By STEPHEN DOW - For The Outpost

As with the arrival of any mill levy, many Yellowstone County residents have questions about the proposed Yellowstone County Jail mill levy that will be voted upon on June 9.

Why is the mill levy needed? How much will it cost? What will happen if the mill levy doesn’t pass? Yellowstone County Sheriff Mike Linder took the time to answer these questions and more last week during a meeting of the Heights Community Development Task Force at the Oasis Water Park. Below are some of the highlights from the nearly two-hour long discussion.

• Why is the mill levy needed?

To understand why the mill levy is needed, it is important to first know a bit about the history of the jail.
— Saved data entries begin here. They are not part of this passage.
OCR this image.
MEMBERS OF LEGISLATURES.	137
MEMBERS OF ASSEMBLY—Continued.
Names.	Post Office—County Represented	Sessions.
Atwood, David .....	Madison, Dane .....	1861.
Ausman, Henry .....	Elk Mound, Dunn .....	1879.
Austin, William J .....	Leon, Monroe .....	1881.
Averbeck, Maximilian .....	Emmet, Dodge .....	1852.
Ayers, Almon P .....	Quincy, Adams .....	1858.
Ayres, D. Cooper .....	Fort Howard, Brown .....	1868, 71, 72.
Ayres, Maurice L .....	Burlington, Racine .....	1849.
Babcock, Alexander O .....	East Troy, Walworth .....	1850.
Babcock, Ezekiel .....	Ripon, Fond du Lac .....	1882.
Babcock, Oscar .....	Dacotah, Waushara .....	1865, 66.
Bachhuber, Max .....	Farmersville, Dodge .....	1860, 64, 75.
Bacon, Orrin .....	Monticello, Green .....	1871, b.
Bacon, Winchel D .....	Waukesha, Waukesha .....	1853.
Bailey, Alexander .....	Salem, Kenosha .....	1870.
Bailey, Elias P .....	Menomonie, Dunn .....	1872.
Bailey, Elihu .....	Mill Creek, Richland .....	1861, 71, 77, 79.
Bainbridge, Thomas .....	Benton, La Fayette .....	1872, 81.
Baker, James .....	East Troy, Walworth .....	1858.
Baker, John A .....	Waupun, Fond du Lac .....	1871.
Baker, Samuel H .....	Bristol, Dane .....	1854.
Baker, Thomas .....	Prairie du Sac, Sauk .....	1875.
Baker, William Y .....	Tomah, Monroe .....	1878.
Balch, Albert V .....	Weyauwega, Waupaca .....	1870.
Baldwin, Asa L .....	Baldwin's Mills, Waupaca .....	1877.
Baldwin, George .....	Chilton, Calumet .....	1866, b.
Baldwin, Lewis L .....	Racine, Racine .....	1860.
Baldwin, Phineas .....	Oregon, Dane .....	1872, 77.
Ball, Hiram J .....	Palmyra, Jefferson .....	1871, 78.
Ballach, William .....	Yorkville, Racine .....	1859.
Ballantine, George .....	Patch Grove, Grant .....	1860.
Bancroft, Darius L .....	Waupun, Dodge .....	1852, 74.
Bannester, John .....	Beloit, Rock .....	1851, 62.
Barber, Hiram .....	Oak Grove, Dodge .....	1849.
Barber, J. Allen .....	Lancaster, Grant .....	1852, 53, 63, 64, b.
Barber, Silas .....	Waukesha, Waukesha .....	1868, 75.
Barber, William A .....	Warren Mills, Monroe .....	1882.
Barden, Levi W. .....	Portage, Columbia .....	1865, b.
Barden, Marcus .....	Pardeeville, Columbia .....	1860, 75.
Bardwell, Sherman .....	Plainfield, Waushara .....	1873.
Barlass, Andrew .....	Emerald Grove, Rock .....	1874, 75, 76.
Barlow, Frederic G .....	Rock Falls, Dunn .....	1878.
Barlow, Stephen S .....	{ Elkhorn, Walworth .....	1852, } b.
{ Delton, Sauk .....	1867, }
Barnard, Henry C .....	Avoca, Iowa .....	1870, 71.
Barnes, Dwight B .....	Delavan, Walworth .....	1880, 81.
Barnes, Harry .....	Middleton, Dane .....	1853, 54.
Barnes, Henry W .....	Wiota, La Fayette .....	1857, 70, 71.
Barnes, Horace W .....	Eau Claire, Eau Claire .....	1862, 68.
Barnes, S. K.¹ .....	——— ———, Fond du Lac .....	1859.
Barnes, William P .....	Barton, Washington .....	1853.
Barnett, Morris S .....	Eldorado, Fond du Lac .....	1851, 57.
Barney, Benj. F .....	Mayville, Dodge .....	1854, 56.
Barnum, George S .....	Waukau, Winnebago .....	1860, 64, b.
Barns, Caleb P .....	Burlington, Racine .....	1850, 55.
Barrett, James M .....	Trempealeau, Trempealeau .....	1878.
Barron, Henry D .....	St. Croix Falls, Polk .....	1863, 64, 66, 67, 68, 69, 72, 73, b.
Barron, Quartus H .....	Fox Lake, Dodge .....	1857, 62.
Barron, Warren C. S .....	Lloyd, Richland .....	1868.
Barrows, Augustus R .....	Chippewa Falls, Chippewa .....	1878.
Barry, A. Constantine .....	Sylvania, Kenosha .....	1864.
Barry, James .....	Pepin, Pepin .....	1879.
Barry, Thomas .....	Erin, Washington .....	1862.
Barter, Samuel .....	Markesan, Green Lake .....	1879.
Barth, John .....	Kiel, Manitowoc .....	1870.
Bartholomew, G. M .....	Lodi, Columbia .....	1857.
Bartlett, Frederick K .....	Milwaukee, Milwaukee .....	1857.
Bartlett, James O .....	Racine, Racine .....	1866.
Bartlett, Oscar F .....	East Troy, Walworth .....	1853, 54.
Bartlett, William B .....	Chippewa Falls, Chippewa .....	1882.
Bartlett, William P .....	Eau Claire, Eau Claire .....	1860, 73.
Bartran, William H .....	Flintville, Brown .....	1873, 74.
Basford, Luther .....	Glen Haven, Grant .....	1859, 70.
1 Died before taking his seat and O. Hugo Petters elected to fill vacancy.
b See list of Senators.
The Yellowstone County Jail opened in 1987. Prior to this time, the only jail in Billings was a small one on the eighth floor of the court house.

The Yellowstone County Jail has a capacity of 286. However, it is currently housing 487 and is 201 people over capacity.

According to Linder, the overcrowding problem is serious, but not new. In fact, he showed attendees an old Billings Gazette article bemoaning the overcrowding in the jail. The article was written in 1988 – only one year after the facility was built.

“It’s not like things are changing,” Linder said. “This is not a problem that’s new to us right now, but it is one that we’ll have to deal with in the future.”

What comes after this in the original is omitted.